Les Iles furent d’abord nommées « Iles du Triangle », en raison de leur disposition, par les premiers explorateurs. Leur nom changea rapidement, pour devenir sinistre : les expéditions de Kourou (envoie de colon pour tenter de coloniser la Guyane en 1763) et les forts courants marins rendaient leurs accès extrement périlleux., leurs donnèrent le nom d’« Iles du Diable ».
Les expéditions de Kourou furent une véritable hécatombe. Les épidémies véhiculées par les moustiques tel que la fièvre jaune, le paludisme, la dengue sont fatales. De plus, l’insalubrité du climat guyanais à cette époque, le manque de nourriture et d’eau potable, ainsi que les installations précaires et le manque d’organisation n’aidant pas, la plupart des colons, principalement d’origine française, furent décimés. Les survivants trouvèrent refuge sur ces îles car leur climat y est plus favorable et dépourvu de moustiques. Elles furent alors rebaptisées « Iles du Salut ».

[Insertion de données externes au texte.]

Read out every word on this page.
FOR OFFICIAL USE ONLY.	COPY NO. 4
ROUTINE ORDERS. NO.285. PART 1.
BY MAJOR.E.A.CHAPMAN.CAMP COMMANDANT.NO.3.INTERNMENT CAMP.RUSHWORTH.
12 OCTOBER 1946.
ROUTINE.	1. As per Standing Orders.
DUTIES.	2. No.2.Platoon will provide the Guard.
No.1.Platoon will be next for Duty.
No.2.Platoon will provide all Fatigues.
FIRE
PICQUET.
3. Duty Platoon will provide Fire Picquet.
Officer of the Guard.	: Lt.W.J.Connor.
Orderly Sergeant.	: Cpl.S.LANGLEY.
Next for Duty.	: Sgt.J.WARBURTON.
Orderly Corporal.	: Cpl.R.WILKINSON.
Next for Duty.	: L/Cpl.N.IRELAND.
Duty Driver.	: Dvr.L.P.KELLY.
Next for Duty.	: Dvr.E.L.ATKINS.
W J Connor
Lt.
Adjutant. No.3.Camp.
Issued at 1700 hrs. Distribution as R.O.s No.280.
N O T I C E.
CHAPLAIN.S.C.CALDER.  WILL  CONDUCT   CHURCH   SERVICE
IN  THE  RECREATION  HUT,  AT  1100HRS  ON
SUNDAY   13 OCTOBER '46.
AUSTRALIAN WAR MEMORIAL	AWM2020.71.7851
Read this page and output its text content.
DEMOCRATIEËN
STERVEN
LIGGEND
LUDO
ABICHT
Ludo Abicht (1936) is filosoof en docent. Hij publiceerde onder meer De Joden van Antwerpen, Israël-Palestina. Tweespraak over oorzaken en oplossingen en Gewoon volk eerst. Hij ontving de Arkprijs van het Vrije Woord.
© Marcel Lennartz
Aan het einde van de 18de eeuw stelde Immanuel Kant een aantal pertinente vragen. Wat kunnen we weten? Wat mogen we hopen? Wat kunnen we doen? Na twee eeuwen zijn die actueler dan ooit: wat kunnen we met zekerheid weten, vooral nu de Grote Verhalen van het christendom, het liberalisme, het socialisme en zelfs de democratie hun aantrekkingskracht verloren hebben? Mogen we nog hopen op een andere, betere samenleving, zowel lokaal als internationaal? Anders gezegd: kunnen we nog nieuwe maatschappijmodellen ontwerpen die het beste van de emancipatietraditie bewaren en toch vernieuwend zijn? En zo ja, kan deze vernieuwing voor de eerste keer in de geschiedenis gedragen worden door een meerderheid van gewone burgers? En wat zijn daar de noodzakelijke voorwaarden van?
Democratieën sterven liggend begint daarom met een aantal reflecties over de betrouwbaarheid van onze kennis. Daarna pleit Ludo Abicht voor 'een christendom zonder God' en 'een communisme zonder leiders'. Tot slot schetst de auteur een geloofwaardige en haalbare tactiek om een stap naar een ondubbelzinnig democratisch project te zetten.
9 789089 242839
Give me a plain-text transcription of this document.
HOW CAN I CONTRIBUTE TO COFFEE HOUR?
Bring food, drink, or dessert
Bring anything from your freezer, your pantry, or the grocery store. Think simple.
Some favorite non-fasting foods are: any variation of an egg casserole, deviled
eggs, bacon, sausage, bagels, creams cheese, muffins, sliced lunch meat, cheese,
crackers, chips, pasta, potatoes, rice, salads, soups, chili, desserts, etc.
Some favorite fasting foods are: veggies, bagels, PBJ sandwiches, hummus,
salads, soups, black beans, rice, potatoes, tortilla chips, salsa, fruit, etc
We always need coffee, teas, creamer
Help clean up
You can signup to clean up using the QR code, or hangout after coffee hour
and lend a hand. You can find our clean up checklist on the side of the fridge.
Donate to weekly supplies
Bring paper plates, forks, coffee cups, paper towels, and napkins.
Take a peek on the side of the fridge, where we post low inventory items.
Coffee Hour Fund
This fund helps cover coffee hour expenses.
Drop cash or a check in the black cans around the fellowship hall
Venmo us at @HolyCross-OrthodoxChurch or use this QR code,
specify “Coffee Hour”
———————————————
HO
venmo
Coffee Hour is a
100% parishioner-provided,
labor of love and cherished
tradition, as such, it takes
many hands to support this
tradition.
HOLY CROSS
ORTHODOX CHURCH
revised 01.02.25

Après les premiers colons, c’est aux esclaves noirs que fut confiée la lourde tâche de défricher ces territoires. Les rescapés sont autorisés à rejoindre ceux du continent pour fonder les premières communautés, le long du fleuve Maroni.
Mais ce « salut » allait être de courte durée, et la réputation de « triangle maudit » et de « terre d’enfer » allait être confirmer dès la Première République. Une forteresse est construite, pour accueillir les premiers déportés politiques.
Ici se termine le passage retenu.